The history-based activity kits include:

  • Brownie Girl Scouts Through the Years: 1930s
  • Brownie Girl Scouts Through the Years: 1940
  • Ponytails and Poodle Skirts: Your Sock Hop In a Box (1950s)
  • Discovering Our History (Girl Scouting in the USA)
  • Daisy’s Days: The Life and Times of Juliette Low

There are also “historic” videos (VHS) available for checkout:

“AN INTERVIEW IN TIME”– GSUSA, 1981 – 5 minutes — an imaginary interview with Juliette Low recaps some history of Girl Scouting in the U.S. as well as the ideals behind the Movement; contains many archival photos; explains the organization of Girl Scouts at the national and council levels. Part 1 and Part 2 are on YouTube on the GirlScoutVideos (GSUSA) channel.

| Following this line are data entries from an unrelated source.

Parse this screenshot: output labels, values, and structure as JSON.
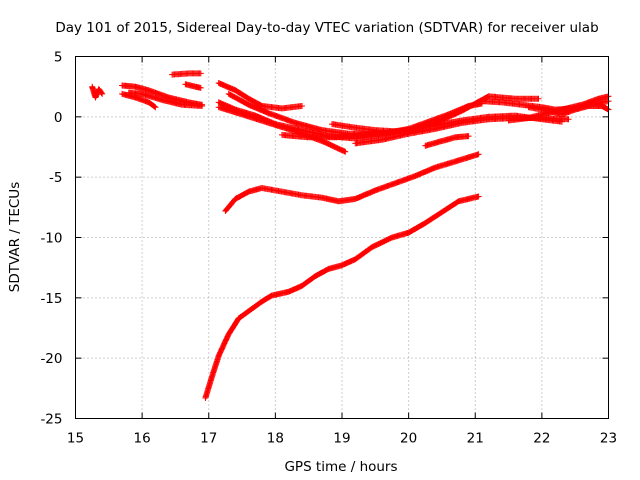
{
  "chart_data": {
    "type": "scatter",
    "title": "Day 101 of 2015, Sidereal Day-to-day VTEC variation (SDTVAR) for receiver ulab",
    "xlabel": "GPS time / hours",
    "ylabel": "SDTVAR / TECUs",
    "xlim": [
      15,
      23
    ],
    "ylim": [
      -25,
      5
    ],
    "xticks": [
      15,
      16,
      17,
      18,
      19,
      20,
      21,
      22,
      23
    ],
    "yticks": [
      -25,
      -20,
      -15,
      -10,
      -5,
      0,
      5
    ],
    "grid": true,
    "marker": "+",
    "color": "#ff0000",
    "series": [
      {
        "name": "trace-a",
        "points": [
          [
            15.25,
            2.5
          ],
          [
            15.3,
            1.6
          ],
          [
            15.35,
            2.3
          ],
          [
            15.4,
            1.9
          ]
        ]
      },
      {
        "name": "trace-b",
        "points": [
          [
            15.7,
            2.6
          ],
          [
            15.9,
            2.5
          ],
          [
            16.1,
            2.2
          ],
          [
            16.4,
            1.6
          ],
          [
            16.7,
            1.2
          ],
          [
            16.9,
            1.0
          ]
        ]
      },
      {
        "name": "trace-c",
        "points": [
          [
            15.7,
            1.9
          ],
          [
            15.9,
            1.6
          ],
          [
            16.1,
            1.2
          ],
          [
            16.2,
            0.8
          ]
        ]
      },
      {
        "name": "trace-d",
        "points": [
          [
            15.8,
            2.0
          ],
          [
            16.0,
            1.9
          ],
          [
            16.3,
            1.4
          ],
          [
            16.6,
            1.0
          ],
          [
            16.9,
            0.9
          ]
        ]
      },
      {
        "name": "trace-e",
        "points": [
          [
            16.45,
            3.5
          ],
          [
            16.7,
            3.6
          ],
          [
            16.88,
            3.6
          ]
        ]
      },
      {
        "name": "trace-f",
        "points": [
          [
            16.65,
            2.7
          ],
          [
            16.8,
            2.5
          ],
          [
            16.88,
            2.4
          ]
        ]
      },
      {
        "name": "trace-g",
        "points": [
          [
            17.15,
            2.8
          ],
          [
            17.4,
            2.2
          ],
          [
            17.6,
            1.5
          ],
          [
            17.8,
            0.9
          ],
          [
            18.1,
            0.7
          ],
          [
            18.4,
            0.9
          ]
        ]
      },
      {
        "name": "trace-h",
        "points": [
          [
            17.3,
            1.9
          ],
          [
            17.6,
            1.0
          ],
          [
            17.9,
            0.3
          ],
          [
            18.3,
            -0.5
          ],
          [
            18.7,
            -1.1
          ],
          [
            19.1,
            -1.4
          ],
          [
            19.4,
            -1.4
          ],
          [
            19.7,
            -1.3
          ],
          [
            20.0,
            -1.0
          ],
          [
            20.3,
            -0.4
          ],
          [
            20.6,
            0.2
          ],
          [
            20.9,
            0.9
          ],
          [
            21.1,
            1.1
          ]
        ]
      },
      {
        "name": "trace-i",
        "points": [
          [
            17.15,
            1.2
          ],
          [
            17.4,
            0.6
          ],
          [
            17.7,
            0.1
          ],
          [
            18.0,
            -0.6
          ],
          [
            18.4,
            -1.1
          ],
          [
            18.8,
            -1.6
          ],
          [
            19.2,
            -1.8
          ],
          [
            19.6,
            -1.5
          ],
          [
            20.0,
            -1.1
          ],
          [
            20.4,
            -0.5
          ],
          [
            20.8,
            0.5
          ],
          [
            21.2,
            1.7
          ],
          [
            21.6,
            1.5
          ],
          [
            21.95,
            1.5
          ]
        ]
      },
      {
        "name": "trace-j",
        "points": [
          [
            17.15,
            0.8
          ],
          [
            17.5,
            0.2
          ],
          [
            17.9,
            -0.5
          ],
          [
            18.3,
            -1.2
          ],
          [
            18.7,
            -2.0
          ],
          [
            19.05,
            -2.9
          ]
        ]
      },
      {
        "name": "trace-k",
        "points": [
          [
            18.1,
            -1.5
          ],
          [
            18.5,
            -1.7
          ],
          [
            18.9,
            -1.7
          ],
          [
            19.3,
            -1.5
          ],
          [
            19.6,
            -1.4
          ],
          [
            19.8,
            -1.2
          ]
        ]
      },
      {
        "name": "trace-l",
        "points": [
          [
            18.85,
            -0.6
          ],
          [
            19.2,
            -0.9
          ],
          [
            19.5,
            -1.1
          ],
          [
            19.8,
            -1.2
          ],
          [
            20.1,
            -1.0
          ],
          [
            20.4,
            -0.7
          ],
          [
            20.8,
            -0.3
          ],
          [
            21.2,
            0.0
          ],
          [
            21.6,
            0.1
          ],
          [
            22.0,
            -0.2
          ],
          [
            22.3,
            -0.4
          ]
        ]
      },
      {
        "name": "trace-m",
        "points": [
          [
            19.2,
            -2.2
          ],
          [
            19.6,
            -1.9
          ],
          [
            20.0,
            -1.4
          ],
          [
            20.4,
            -1.0
          ],
          [
            20.8,
            -0.5
          ],
          [
            21.2,
            -0.2
          ],
          [
            21.6,
            -0.1
          ],
          [
            22.0,
            -0.1
          ],
          [
            22.4,
            -0.2
          ]
        ]
      },
      {
        "name": "trace-n",
        "points": [
          [
            20.25,
            -2.4
          ],
          [
            20.5,
            -2.0
          ],
          [
            20.7,
            -1.7
          ],
          [
            20.9,
            -1.6
          ]
        ]
      },
      {
        "name": "trace-o",
        "points": [
          [
            21.1,
            1.3
          ],
          [
            21.4,
            1.2
          ],
          [
            21.7,
            1.0
          ],
          [
            22.0,
            0.8
          ],
          [
            22.2,
            0.6
          ],
          [
            22.5,
            0.7
          ],
          [
            22.7,
            1.0
          ],
          [
            23.0,
            1.3
          ]
        ]
      },
      {
        "name": "trace-p",
        "points": [
          [
            21.5,
            -0.3
          ],
          [
            21.8,
            -0.1
          ],
          [
            22.0,
            0.2
          ],
          [
            22.3,
            0.6
          ],
          [
            22.6,
            1.0
          ],
          [
            22.85,
            1.5
          ],
          [
            23.0,
            1.7
          ]
        ]
      },
      {
        "name": "trace-q",
        "points": [
          [
            21.8,
            0.8
          ],
          [
            22.1,
            0.5
          ],
          [
            22.3,
            0.2
          ],
          [
            22.5,
            0.6
          ],
          [
            22.7,
            0.9
          ],
          [
            22.9,
            0.9
          ],
          [
            23.0,
            0.6
          ]
        ]
      },
      {
        "name": "trace-r",
        "points": [
          [
            17.25,
            -7.8
          ],
          [
            17.4,
            -6.8
          ],
          [
            17.6,
            -6.2
          ],
          [
            17.8,
            -5.9
          ],
          [
            18.1,
            -6.2
          ],
          [
            18.4,
            -6.5
          ],
          [
            18.7,
            -6.7
          ],
          [
            18.95,
            -7.0
          ],
          [
            19.2,
            -6.8
          ],
          [
            19.5,
            -6.1
          ],
          [
            19.8,
            -5.5
          ],
          [
            20.1,
            -4.9
          ],
          [
            20.4,
            -4.2
          ],
          [
            20.7,
            -3.7
          ],
          [
            21.05,
            -3.1
          ]
        ]
      },
      {
        "name": "trace-s",
        "points": [
          [
            16.95,
            -23.3
          ],
          [
            17.05,
            -21.5
          ],
          [
            17.15,
            -19.8
          ],
          [
            17.3,
            -18.0
          ],
          [
            17.45,
            -16.7
          ],
          [
            17.6,
            -16.1
          ],
          [
            17.8,
            -15.3
          ],
          [
            17.95,
            -14.8
          ],
          [
            18.2,
            -14.5
          ],
          [
            18.4,
            -14.0
          ],
          [
            18.6,
            -13.2
          ],
          [
            18.8,
            -12.6
          ],
          [
            19.0,
            -12.3
          ],
          [
            19.2,
            -11.8
          ],
          [
            19.45,
            -10.8
          ],
          [
            19.75,
            -10.0
          ],
          [
            20.0,
            -9.6
          ],
          [
            20.25,
            -8.8
          ],
          [
            20.5,
            -7.9
          ],
          [
            20.75,
            -7.0
          ],
          [
            21.05,
            -6.6
          ]
        ]
      }
    ]
  }
}
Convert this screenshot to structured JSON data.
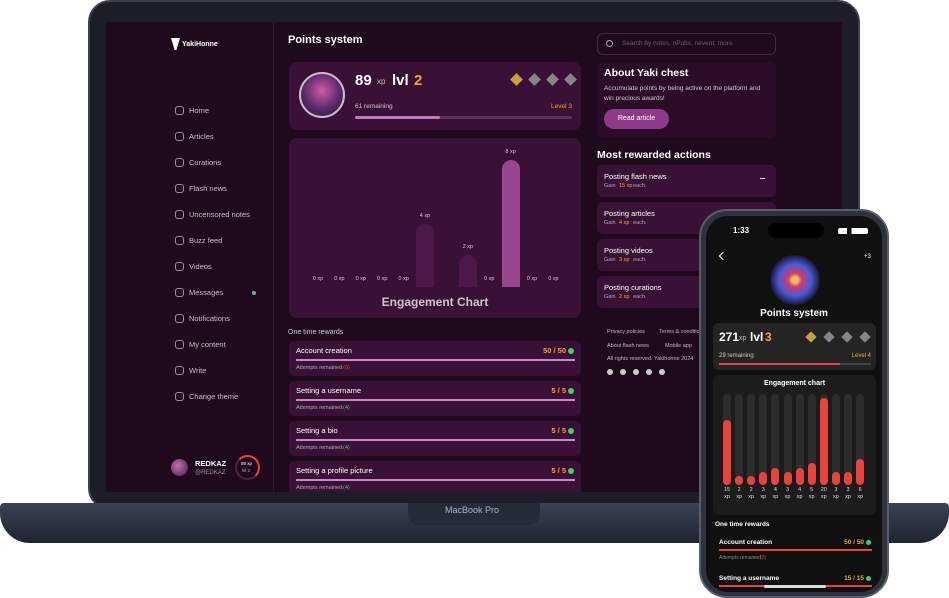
{
  "laptop": {
    "brand": "MacBook Pro",
    "logo": "YakiHonne",
    "nav": [
      "Home",
      "Articles",
      "Curations",
      "Flash news",
      "Uncensored notes",
      "Buzz feed",
      "Videos",
      "Messages",
      "Notifications",
      "My content",
      "Write",
      "Change theme"
    ],
    "user": {
      "name": "REDKAZ",
      "handle": "@REDKAZ",
      "xp": "89 xp",
      "level": "lvl 2"
    },
    "page_title": "Points system",
    "profile": {
      "xp": "89",
      "xp_unit": "xp",
      "lvl_label": "lvl",
      "lvl": "2",
      "remaining": "61 remaining",
      "next_level": "Level 3"
    },
    "engagement_chart": {
      "title": "Engagement Chart",
      "values": [
        0,
        0,
        0,
        0,
        0,
        4,
        null,
        2,
        0,
        8,
        0,
        0
      ],
      "value_labels": [
        "0 xp",
        "0 xp",
        "0 xp",
        "0 xp",
        "0 xp",
        "4 xp",
        null,
        "2 xp",
        "0 xp",
        "8 xp",
        "0 xp",
        "0 xp"
      ]
    },
    "rewards": {
      "title": "One time rewards",
      "items": [
        {
          "name": "Account creation",
          "score": "50 / 50",
          "attempts": "Attempts remained",
          "remaining": "(0)"
        },
        {
          "name": "Setting a username",
          "score": "5 / 5",
          "attempts": "Attempts remained",
          "remaining": "(4)"
        },
        {
          "name": "Setting a bio",
          "score": "5 / 5",
          "attempts": "Attempts remained",
          "remaining": "(4)"
        },
        {
          "name": "Setting a profile picture",
          "score": "5 / 5",
          "attempts": "Attempts remained",
          "remaining": "(4)"
        }
      ]
    },
    "search_placeholder": "Search by notes, nPubs, nevent, more",
    "about": {
      "title": "About Yaki chest",
      "text": "Accumulate points by being active on the platform and win precious awards!",
      "button": "Read article"
    },
    "actions": {
      "title": "Most rewarded actions",
      "items": [
        {
          "name": "Posting flash news",
          "gain": "Gain",
          "xp": "15 xp",
          "each": "each."
        },
        {
          "name": "Posting articles",
          "gain": "Gain",
          "xp": "4 xp",
          "each": "each."
        },
        {
          "name": "Posting videos",
          "gain": "Gain",
          "xp": "3 xp",
          "each": "each."
        },
        {
          "name": "Posting curations",
          "gain": "Gain",
          "xp": "2 xp",
          "each": "each."
        }
      ]
    },
    "footer": [
      "Privacy policies",
      "Terms & conditions",
      "About flash news",
      "Mobile app",
      "All rights reserved. Yakihonne 2024"
    ]
  },
  "phone": {
    "time": "1:33",
    "badge": "+3",
    "page_title": "Points system",
    "profile": {
      "xp": "271",
      "xp_unit": "xp",
      "lvl_label": "lvl",
      "lvl": "3",
      "remaining": "29 remaining",
      "next_level": "Level 4"
    },
    "engagement_chart": {
      "title": "Engagement chart",
      "unit": "xp",
      "values": [
        15,
        2,
        2,
        3,
        4,
        3,
        4,
        5,
        20,
        3,
        3,
        6
      ]
    },
    "rewards": {
      "title": "One time rewards",
      "items": [
        {
          "name": "Account creation",
          "score": "50 / 50",
          "attempts": "Attempts remained",
          "remaining": "(0)"
        },
        {
          "name": "Setting a username",
          "score": "15 / 15"
        }
      ]
    }
  }
}
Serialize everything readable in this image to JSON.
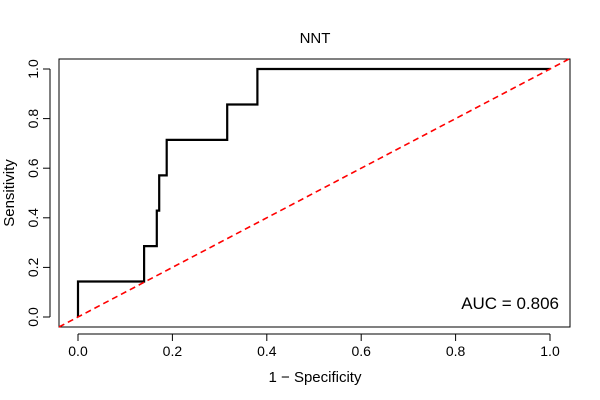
{
  "chart_data": {
    "type": "line",
    "title": "NNT",
    "xlabel": "1 − Specificity",
    "ylabel": "Sensitivity",
    "xlim": [
      0,
      1
    ],
    "ylim": [
      0,
      1
    ],
    "xticks": [
      "0.0",
      "0.2",
      "0.4",
      "0.6",
      "0.8",
      "1.0"
    ],
    "yticks": [
      "0.0",
      "0.2",
      "0.4",
      "0.6",
      "0.8",
      "1.0"
    ],
    "grid": false,
    "series": [
      {
        "style": "step",
        "color": "#000000",
        "points": [
          [
            0.0,
            0.0
          ],
          [
            0.0,
            0.143
          ],
          [
            0.14,
            0.143
          ],
          [
            0.14,
            0.286
          ],
          [
            0.167,
            0.286
          ],
          [
            0.167,
            0.429
          ],
          [
            0.172,
            0.429
          ],
          [
            0.172,
            0.571
          ],
          [
            0.188,
            0.571
          ],
          [
            0.188,
            0.714
          ],
          [
            0.316,
            0.714
          ],
          [
            0.316,
            0.857
          ],
          [
            0.38,
            0.857
          ],
          [
            0.38,
            1.0
          ],
          [
            1.0,
            1.0
          ]
        ]
      },
      {
        "style": "dashed",
        "color": "#ff0000",
        "points": [
          [
            0,
            0
          ],
          [
            1,
            1
          ]
        ]
      }
    ],
    "annotation": "AUC = 0.806"
  }
}
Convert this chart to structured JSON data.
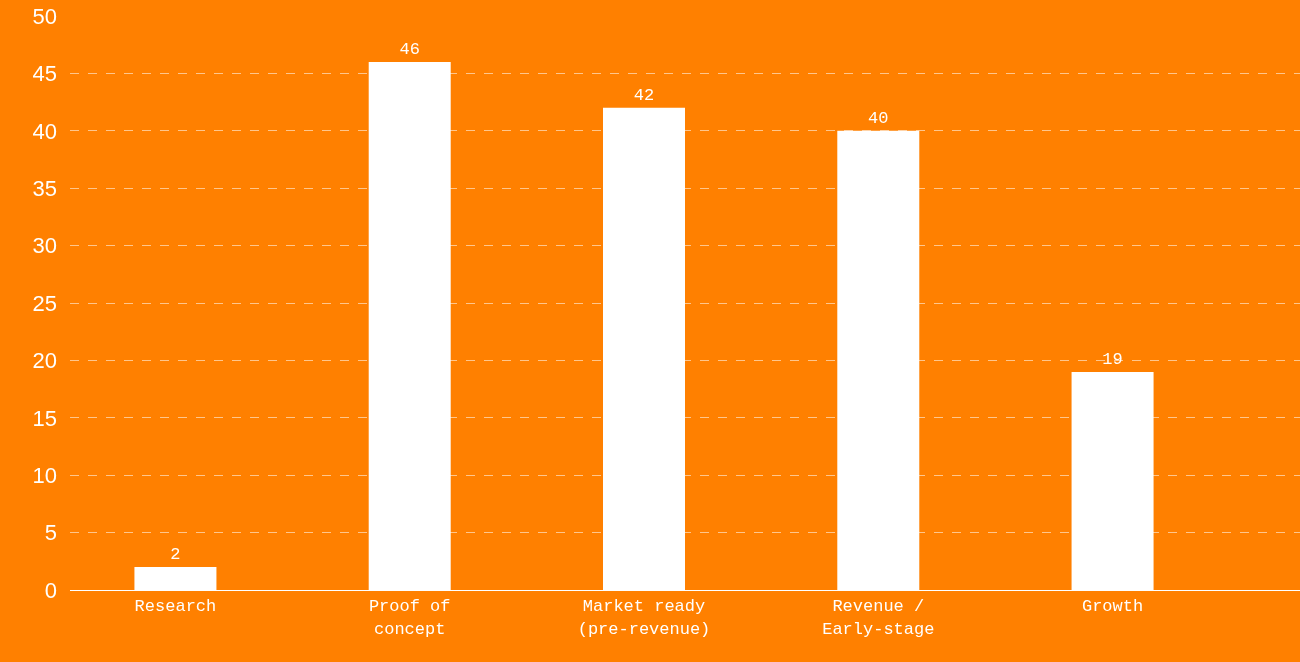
{
  "chart_data": {
    "type": "bar",
    "categories": [
      "Research",
      "Proof of concept",
      "Market ready (pre-revenue)",
      "Revenue / Early-stage",
      "Growth"
    ],
    "values": [
      2,
      46,
      42,
      40,
      19
    ],
    "color": "#ffffff",
    "data_labels": true,
    "ylim": [
      0,
      50
    ],
    "yticks": [
      0,
      5,
      10,
      15,
      20,
      25,
      30,
      35,
      40,
      45,
      50
    ],
    "grid": "y"
  }
}
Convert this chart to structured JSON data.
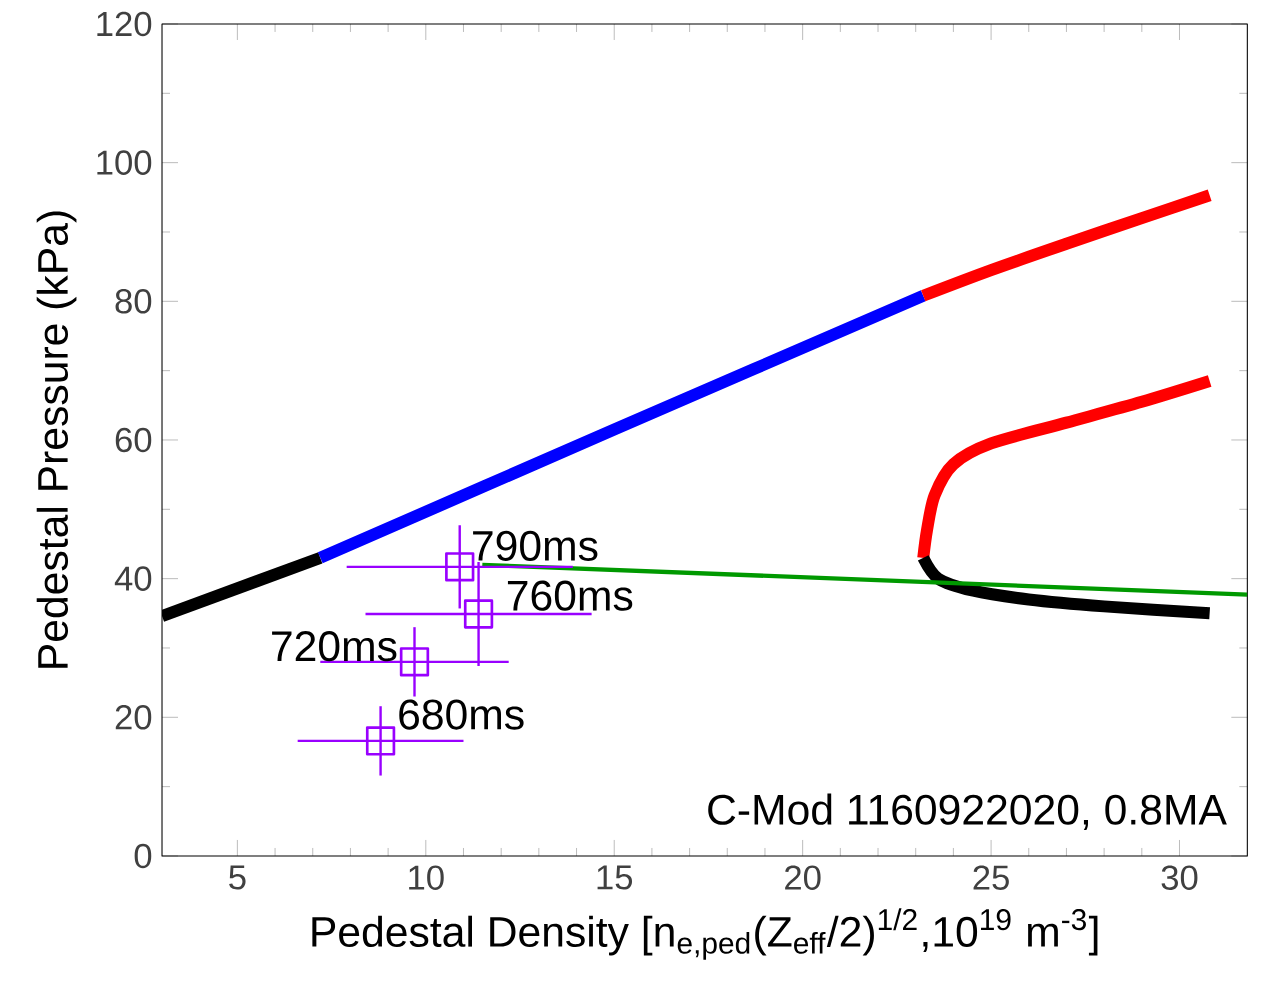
{
  "chart_data": {
    "type": "line",
    "xlabel": "Pedestal Density [n$_{e,ped}$(Z$_{eff}$/2)$^{1/2}$,10$^{19}$ m$^{-3}$]",
    "ylabel": "Pedestal Pressure (kPa)",
    "xlim": [
      3,
      31.8
    ],
    "ylim": [
      0,
      120
    ],
    "xticks": [
      5,
      10,
      15,
      20,
      25,
      30
    ],
    "yticks": [
      0,
      20,
      40,
      60,
      80,
      100,
      120
    ],
    "grid": false,
    "series": [
      {
        "color": "#000000",
        "x": [
          3,
          7.2
        ],
        "values": [
          34.6,
          43
        ]
      },
      {
        "color": "#0000ff",
        "x": [
          7.2,
          15,
          23.2
        ],
        "values": [
          43,
          61.5,
          80.8
        ]
      },
      {
        "color": "#ff0000",
        "x": [
          23.2,
          25,
          27,
          29,
          30.8
        ],
        "values": [
          80.8,
          84.5,
          88.3,
          92,
          95.3
        ]
      },
      {
        "color": "#ff0000",
        "x": [
          23.2,
          23.3,
          23.5,
          24,
          25,
          27,
          29,
          30.8
        ],
        "values": [
          43,
          47,
          52,
          56.5,
          59.5,
          62.5,
          65.5,
          68.5
        ]
      },
      {
        "color": "#000000",
        "x": [
          23.2,
          23.6,
          24.5,
          26,
          28,
          30.8
        ],
        "values": [
          43,
          40,
          38.3,
          37,
          36,
          35
        ]
      },
      {
        "color": "#009900",
        "x": [
          11.5,
          31.8
        ],
        "values": [
          42,
          37.7
        ]
      },
      {
        "type": "scatter",
        "color": "#9900ff",
        "marker": "square",
        "x": [
          10.9,
          11.4,
          9.7,
          8.8
        ],
        "values": [
          41.7,
          34.9,
          28,
          16.6
        ],
        "errors": [
          6,
          7.5,
          5,
          5
        ],
        "xerrors": [
          3,
          3,
          2.5,
          2.2
        ]
      }
    ],
    "annotations": [
      {
        "text": "790ms",
        "x": 10.9,
        "y": 41.7
      },
      {
        "text": "760ms",
        "x": 11.4,
        "y": 34.9
      },
      {
        "text": "720ms",
        "x": 9.7,
        "y": 28
      },
      {
        "text": "680ms",
        "x": 8.8,
        "y": 16.6
      },
      "C-Mod 1160922020, 0.8MA"
    ]
  }
}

“FROM KHAKI TO KELLY: WATCH OUR GIRL SCOUT STYLE”– Greater Minneapolis GSC, 1995 – 20 minutes; this video style show features 24 different historical uniforms; a girl narrator tells the story of the historical period when each uniform was worn, from 1912 to 1995.

“GOLDEN EAGLET, The” — GSUSA, 1918/1982 VHS and DVD – 20 minutes – – this classic silent film (with subtitles) made in 1918 shows the early days of Girl Scouting. Shot on location with real Girl Scouts, it was intended to raise community interest in starting Girl Scout troops. Juliette Low appears briefly at the beginning and end of the movie. Part 1 and Part 2 are on YouTube on the GirlScoutVideos (GSUSA) channel.

“SOMETHING FOR THE GIRLS” — GSUSA, 1962 – 21 minutes – original film was produced for the 50th anniversary of Girl Scouts in the U.S.; shows photos from the early days of Girl Scouting; includes some biographical information about Juliette Low.

“UNCOMMON SENSE” – The History of Juliette Low and the Girl Scouts. Old photographs and interviews tell a short history of Juliette Low’s life up to the founding of the Girl Scouts in America.

“WORLD FRIENDSHIP” – GSUSA, 1948 – 19 minutes — an historical film featuring an international camp for Girl Scouts and Girl Guides from Brazil, Canada and the U.S., held in conjunction with the 12th World Association Conference in Cooperstown, NY; story follows the experiences of three girls in camp, including meeting Lady Baden-Powell; emphasizes the international scope of Girl Guiding and Scouting, and the fun of learning about other countries and cultures.